As the Treasury doled out the last amount of TARP’s first tranche of $350 billion, it became apparent that banks did not use the money for mortgage relief. Contrary to what the Treasury told Congress, the banks large enough to be eligible to receive Treasury assistant were not contractually obligated to spend the money to refinance mortgages for those borrowers now underwater with falling property values. Instead, large banks used the money for merger and acquisition activity in the purchase of smaller banks.
The four largest recipients of TARP money: Wells Fargo, Chase, Bank of America, and Citibank received $25 billion each. Subsequently, the following major acquisitions took place: Wells Fargo Bank purchased Wachovia Bank; Chase Bank purchased Washington Mutual & Bear Stearns; Bank of America purchased Merrill Lynch.

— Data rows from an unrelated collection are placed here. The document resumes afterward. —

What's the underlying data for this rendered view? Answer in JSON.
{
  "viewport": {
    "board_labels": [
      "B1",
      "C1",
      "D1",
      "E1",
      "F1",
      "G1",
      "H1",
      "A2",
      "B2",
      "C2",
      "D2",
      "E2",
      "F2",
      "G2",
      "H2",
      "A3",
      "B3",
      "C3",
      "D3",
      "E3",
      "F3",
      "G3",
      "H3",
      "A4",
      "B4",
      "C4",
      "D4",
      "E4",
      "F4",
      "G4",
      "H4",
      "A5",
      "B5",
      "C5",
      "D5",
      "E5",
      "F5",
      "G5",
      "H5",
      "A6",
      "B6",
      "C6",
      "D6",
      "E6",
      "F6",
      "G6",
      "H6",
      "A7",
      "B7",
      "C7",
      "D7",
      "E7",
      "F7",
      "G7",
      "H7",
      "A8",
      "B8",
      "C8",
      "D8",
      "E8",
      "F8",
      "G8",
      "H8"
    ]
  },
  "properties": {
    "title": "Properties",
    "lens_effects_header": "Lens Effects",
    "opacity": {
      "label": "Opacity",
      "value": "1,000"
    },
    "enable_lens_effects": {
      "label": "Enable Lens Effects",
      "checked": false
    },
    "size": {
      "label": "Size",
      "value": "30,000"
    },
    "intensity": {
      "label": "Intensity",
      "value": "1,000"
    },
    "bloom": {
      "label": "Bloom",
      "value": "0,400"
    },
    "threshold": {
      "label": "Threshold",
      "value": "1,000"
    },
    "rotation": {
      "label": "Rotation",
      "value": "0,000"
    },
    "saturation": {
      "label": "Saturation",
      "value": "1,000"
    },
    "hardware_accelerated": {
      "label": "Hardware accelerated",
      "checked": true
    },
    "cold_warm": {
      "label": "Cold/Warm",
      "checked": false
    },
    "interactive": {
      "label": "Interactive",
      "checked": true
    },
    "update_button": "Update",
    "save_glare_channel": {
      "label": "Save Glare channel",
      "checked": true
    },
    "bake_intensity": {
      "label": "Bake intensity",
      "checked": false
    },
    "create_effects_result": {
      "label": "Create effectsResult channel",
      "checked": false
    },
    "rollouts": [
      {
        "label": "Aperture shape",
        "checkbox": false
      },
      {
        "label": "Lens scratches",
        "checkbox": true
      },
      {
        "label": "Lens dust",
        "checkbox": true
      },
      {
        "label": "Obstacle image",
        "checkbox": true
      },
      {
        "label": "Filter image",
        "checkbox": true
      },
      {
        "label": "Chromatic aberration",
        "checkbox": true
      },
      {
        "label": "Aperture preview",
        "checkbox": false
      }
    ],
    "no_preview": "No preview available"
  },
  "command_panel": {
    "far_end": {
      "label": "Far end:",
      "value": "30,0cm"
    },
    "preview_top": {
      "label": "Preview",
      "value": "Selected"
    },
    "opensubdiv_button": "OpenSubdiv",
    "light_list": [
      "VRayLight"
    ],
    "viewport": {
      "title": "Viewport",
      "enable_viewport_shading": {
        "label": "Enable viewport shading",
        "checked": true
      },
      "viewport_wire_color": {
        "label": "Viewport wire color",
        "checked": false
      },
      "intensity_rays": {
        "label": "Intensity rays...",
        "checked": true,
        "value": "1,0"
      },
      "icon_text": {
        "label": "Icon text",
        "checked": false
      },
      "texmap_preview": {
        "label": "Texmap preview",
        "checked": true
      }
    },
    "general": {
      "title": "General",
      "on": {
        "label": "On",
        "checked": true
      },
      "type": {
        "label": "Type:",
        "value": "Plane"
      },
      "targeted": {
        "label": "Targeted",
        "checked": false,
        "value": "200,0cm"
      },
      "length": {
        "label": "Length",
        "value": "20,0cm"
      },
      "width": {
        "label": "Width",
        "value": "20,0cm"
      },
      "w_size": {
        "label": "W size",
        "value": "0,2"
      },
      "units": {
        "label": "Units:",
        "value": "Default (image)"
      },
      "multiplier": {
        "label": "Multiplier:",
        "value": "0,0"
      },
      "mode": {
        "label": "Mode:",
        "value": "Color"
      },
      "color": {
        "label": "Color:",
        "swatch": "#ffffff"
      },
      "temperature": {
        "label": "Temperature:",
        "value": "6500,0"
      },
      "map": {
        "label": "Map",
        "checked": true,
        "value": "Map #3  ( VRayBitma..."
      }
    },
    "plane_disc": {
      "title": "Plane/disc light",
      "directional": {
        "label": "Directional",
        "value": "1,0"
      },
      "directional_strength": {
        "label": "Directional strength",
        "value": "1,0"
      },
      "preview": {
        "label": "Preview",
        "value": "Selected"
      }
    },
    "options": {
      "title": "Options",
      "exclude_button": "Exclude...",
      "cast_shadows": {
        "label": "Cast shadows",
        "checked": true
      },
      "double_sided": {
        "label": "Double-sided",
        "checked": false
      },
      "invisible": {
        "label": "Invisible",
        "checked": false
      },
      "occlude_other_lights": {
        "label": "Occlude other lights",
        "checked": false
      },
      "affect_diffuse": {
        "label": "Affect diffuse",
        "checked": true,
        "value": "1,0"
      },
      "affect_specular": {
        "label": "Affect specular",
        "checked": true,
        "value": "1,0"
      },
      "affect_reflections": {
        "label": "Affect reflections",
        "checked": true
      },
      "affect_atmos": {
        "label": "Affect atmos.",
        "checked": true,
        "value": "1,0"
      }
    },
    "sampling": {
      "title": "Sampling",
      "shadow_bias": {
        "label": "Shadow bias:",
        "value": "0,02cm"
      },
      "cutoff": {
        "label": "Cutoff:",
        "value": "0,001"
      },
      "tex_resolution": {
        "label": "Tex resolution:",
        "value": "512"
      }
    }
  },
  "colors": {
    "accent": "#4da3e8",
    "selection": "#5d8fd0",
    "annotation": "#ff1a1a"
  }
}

Banks did not benefit solely from the taxpayer funds received from TARP. The Treasury rewrote tax rules allowing the purchasing bank to declare losses incurred by the recently acquired bank on their own tax filings. This rule change, which Congress did not approve, allowed those banks to obtain considerable tax savings at the public’s expense. In the case of Wells Fargo’s acquisition of Wachovia Bank, the $15 billion purchase may allow the bank to get $19 billion in tax savings for a net profit of $4 billion. However, the M&E activity does not appear to be limited to buying smaller banks in distress. PNC Bank used $25 billion in TARP funds to buy much larger National Bank, the seventh largest bank in the US.
The Treasury denied National Bank access to TARP funds in what appears to have been a heavy-handed effort by the government to ensure their purchase by PNC. What also became apparent is that the US Treasury was able to operate independent of any oversight.